Мне не хочется доказывать разницу количественную и качественную масштабов жизнелюбия автора «Казаков» и «Хаджи-Мурата» и создателя поэмы «Февраль». Это поставило бы меня в неловкое положение. Но любопытно то, что Багрицкий, обладавший, по свидетельству современников, неисчерпаемым знанием мировой литературы, способный в любое время дня и ночи прочитать на память страницы Стивенсона, Луи Буссенара, Киплинга и так далее, не любил Толстого.
Дальше цитирую:
«И когда МХАТ поставил «Воскресение» Толстого, Багрицкий возмущался. Я спросил его: – «Читал ли ты этот роман? Он ответил: – Нет! И читать не стану! Одно это название «Воскресение» в годы юности оттолкнуло Багрицкого». (Из воспоминаний М. Колосова.)
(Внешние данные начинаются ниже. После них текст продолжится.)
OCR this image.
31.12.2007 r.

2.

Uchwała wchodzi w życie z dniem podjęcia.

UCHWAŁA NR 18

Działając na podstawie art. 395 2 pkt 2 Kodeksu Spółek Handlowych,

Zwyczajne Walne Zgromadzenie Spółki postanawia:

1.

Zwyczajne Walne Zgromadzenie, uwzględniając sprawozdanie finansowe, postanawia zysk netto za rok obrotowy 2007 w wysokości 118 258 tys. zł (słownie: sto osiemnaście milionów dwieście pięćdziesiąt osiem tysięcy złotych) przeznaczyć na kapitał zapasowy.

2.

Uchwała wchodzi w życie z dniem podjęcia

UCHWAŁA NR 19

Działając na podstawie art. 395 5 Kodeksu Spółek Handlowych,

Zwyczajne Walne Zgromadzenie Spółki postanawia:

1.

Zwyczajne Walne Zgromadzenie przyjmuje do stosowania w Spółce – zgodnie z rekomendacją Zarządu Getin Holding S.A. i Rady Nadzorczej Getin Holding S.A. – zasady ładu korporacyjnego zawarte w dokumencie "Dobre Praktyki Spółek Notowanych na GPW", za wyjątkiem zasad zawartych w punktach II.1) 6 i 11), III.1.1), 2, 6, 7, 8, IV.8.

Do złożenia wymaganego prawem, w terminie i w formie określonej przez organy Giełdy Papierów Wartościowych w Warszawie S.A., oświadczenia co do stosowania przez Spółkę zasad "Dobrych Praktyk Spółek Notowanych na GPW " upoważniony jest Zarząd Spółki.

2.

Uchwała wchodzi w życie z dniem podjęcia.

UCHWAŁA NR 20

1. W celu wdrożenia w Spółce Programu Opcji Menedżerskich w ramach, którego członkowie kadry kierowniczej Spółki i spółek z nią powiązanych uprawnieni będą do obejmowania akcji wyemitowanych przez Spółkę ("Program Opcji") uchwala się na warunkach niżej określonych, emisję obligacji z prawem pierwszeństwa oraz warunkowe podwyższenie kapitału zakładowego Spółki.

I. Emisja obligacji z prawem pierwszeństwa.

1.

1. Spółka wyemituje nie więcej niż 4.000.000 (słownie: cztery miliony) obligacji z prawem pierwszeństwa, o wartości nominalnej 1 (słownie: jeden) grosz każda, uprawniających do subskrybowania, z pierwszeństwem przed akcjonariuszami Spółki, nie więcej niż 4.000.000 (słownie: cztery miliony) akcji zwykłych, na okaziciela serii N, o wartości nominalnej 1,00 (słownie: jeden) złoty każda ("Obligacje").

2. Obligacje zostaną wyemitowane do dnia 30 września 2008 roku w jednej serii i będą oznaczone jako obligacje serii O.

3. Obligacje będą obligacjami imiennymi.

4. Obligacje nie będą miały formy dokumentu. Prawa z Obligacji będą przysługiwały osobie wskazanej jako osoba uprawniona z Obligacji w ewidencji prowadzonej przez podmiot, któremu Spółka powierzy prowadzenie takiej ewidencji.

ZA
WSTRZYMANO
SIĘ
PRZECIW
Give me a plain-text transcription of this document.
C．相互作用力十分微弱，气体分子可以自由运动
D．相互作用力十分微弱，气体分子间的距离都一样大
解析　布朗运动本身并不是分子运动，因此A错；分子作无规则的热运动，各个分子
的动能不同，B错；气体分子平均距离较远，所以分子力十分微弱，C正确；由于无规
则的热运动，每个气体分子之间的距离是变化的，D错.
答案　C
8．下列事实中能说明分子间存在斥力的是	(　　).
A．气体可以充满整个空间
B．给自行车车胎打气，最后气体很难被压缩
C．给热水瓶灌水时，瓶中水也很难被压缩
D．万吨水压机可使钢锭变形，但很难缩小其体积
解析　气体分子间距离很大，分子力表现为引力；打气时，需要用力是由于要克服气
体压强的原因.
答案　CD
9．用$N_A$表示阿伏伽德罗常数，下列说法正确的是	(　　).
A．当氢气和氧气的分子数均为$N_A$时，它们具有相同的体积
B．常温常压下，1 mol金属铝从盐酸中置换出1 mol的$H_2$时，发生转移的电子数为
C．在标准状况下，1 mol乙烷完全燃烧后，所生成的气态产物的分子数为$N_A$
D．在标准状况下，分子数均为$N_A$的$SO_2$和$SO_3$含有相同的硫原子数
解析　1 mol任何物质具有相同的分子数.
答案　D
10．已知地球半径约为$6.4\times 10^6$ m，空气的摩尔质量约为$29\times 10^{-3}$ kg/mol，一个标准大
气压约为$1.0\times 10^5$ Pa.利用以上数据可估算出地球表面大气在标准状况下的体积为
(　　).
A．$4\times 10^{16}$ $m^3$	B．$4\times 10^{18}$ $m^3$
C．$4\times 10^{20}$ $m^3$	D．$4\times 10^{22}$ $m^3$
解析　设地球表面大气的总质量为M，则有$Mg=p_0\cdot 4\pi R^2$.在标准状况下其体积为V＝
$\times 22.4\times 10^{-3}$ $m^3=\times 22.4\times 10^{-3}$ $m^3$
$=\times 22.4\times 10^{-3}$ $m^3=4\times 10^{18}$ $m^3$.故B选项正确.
В стихотворении «ТВС» есть несколько формул, которые имеют прямое отношение к пониманию совести и нравственности, то есть проблемам, которыми всегда жила наша классика:
Натуралистическая точность, в которую поэт облекает эти формулы, неотделимы от жестокости. И в этом также сказался его полный разлад с русской поэзией. Рассуждения поэта о врагах больше похожи на речи обвинителя, чем на слова поэта.
Странно, что эти строки написаны, как мне кажется, чуть ли не с каким-то садистским удовольствием. Странно думать, что человек, приводящий приговор в исполнение, может ощущать плодотворную радость расправы и что более всего странно – поэт вроде бы почти разделяет эту радость. (Шум. Аплодисменты.) Так бесконечно…
Е. Сидоров. Так, Станислав Юрьевич. Товарищи! Я не понимаю этого выступления. Мы не обсуждаем творчество Багрицкого. (Аплодисменты.) И мне кажется, что Ваше выступление немножко не на тему сегодняшней дискуссии. (Шум. Аплодисменты.)
Ст. Куняев. Одну минуточку. Наша тема – «Классика и мы». А то, что в самом начале я говорил о понимании Багрицкого как классика, подразумевает и мое истолкование, и мое понимание этой проблемы. (Выкрики.) Я дальше еще снова возвращусь к этому. У меня осталось еще на пять минут.